Hi @paulcmal and thanks for the suggestions.

After @mapkyca's suggestion I switched the webserver from the Banana Pi to a 2Ghz dual core X64 server with 3Gb of RAM and a SATA drive. Judging by the bogomips in /proc/cpuinfo its about 4x faster. Reloading the homepage now takes 16 seconds , which makes sense.

I've used nginx previously but currently don't really want to switch from Apache , would it make a noticable difference as I thought PHP would be the bottleneck ?

In the virtualhost configuration I have 'AllowOverride None' and load the .htaccess file once as a single include , like nginx.

Installed and configured the pagespeed module for Apache2 and memcached.

This morning I have also switched from MySQL to MariaDB , something I have been wanting to do for a while , didn't realise it was so easy , thanks again!

mapkyca commented 9 years ago

This still seems a little slow, have you got indexless / slow query logging on?

kylewm commented 9 years ago

@paulcmal's suggestions awesome -- would make a great performance-tuning post about Known, but I don't think any of them are going to get the order of magnitude improvement you need. You're right that nginx/apache shouldn't make that much difference, and your system should have enough CPU and RAM that I think you can basically rule out memory issues. Tonight I will try loading up my test install with 30k fake entries and see if I can reproduce the problem...

mapkyca commented 9 years ago

Bonus points: might be worth putting a stress test in as a unit test, but disabled in the travis build.

mapkyca commented 9 years ago

Aha.... there do appear to be a few queries on the homepage that aren't using indexes very well... will have a play....

mapkyca commented 9 years ago

Question: if you limit your homepage to display just the most common entity type (e.g. status), is there any difference?

mapkyca commented 9 years ago

Or for that matter, if you select "all content" from the dropdown?
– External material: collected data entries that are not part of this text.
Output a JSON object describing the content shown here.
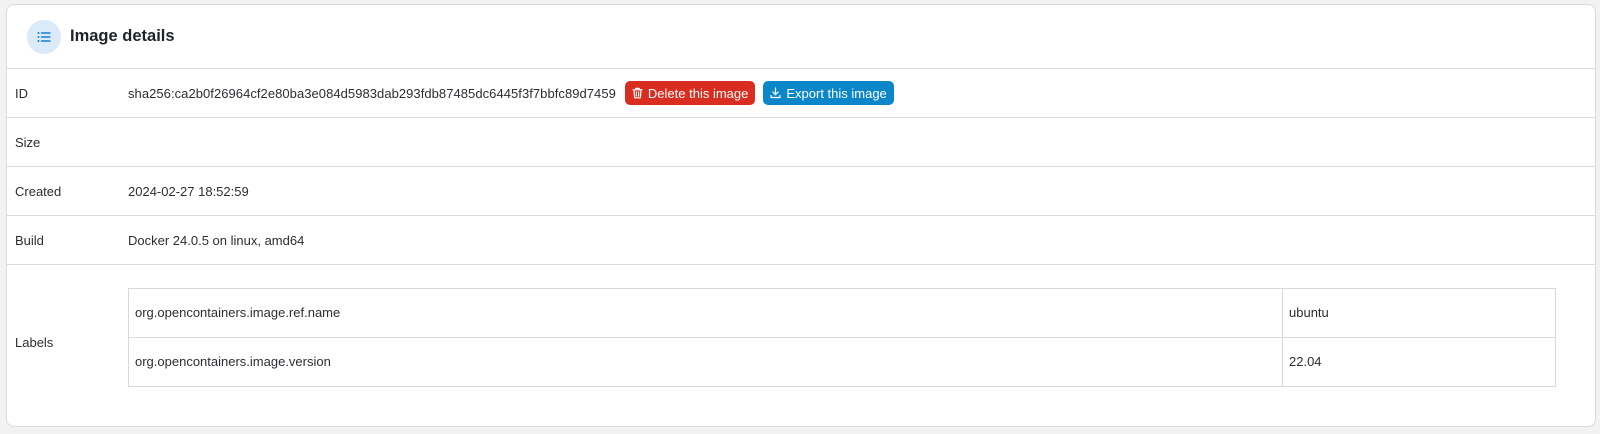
{
  "card": {
    "title": "Image details",
    "icon": "list-icon"
  },
  "details": {
    "id": {
      "label": "ID",
      "value": "sha256:ca2b0f26964cf2e80ba3e084d5983dab293fdb87485dc6445f3f7bbfc89d7459",
      "delete_button": "Delete this image",
      "export_button": "Export this image"
    },
    "size": {
      "label": "Size",
      "value": ""
    },
    "created": {
      "label": "Created",
      "value": "2024-02-27 18:52:59"
    },
    "build": {
      "label": "Build",
      "value": "Docker 24.0.5 on linux, amd64"
    },
    "labels": {
      "label": "Labels",
      "items": [
        {
          "key": "org.opencontainers.image.ref.name",
          "value": "ubuntu"
        },
        {
          "key": "org.opencontainers.image.version",
          "value": "22.04"
        }
      ]
    }
  },
  "colors": {
    "danger": "#d92d20",
    "export": "#0b86c9",
    "icon_bg": "#dbeaf8",
    "icon_fg": "#1b7fd1"
  }
}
markwaters commented 9 years ago

After a few timings I am seeing a 'status updates' only display the page in about 8 seconds , while a 'all content' display takes the usual 16 seconds.

As my 'desktop' device is a sluggish cubietruck board running linux , xfce and firefox I have also tried the same tests from my phone - an old samsung s2 with firefox , here I see 'status updates' in 5 seconds , 'all content' in 11 seconds.

So both devices take twice as long for 'all content' over 'status updates'

HTH

benwerd commented 8 years ago

Leaving this ticket open, but it's worth noting that there have been some database enhancements recently which may help.

mapkyca commented 8 years ago

Absent specifics that we can look at, shall we close this?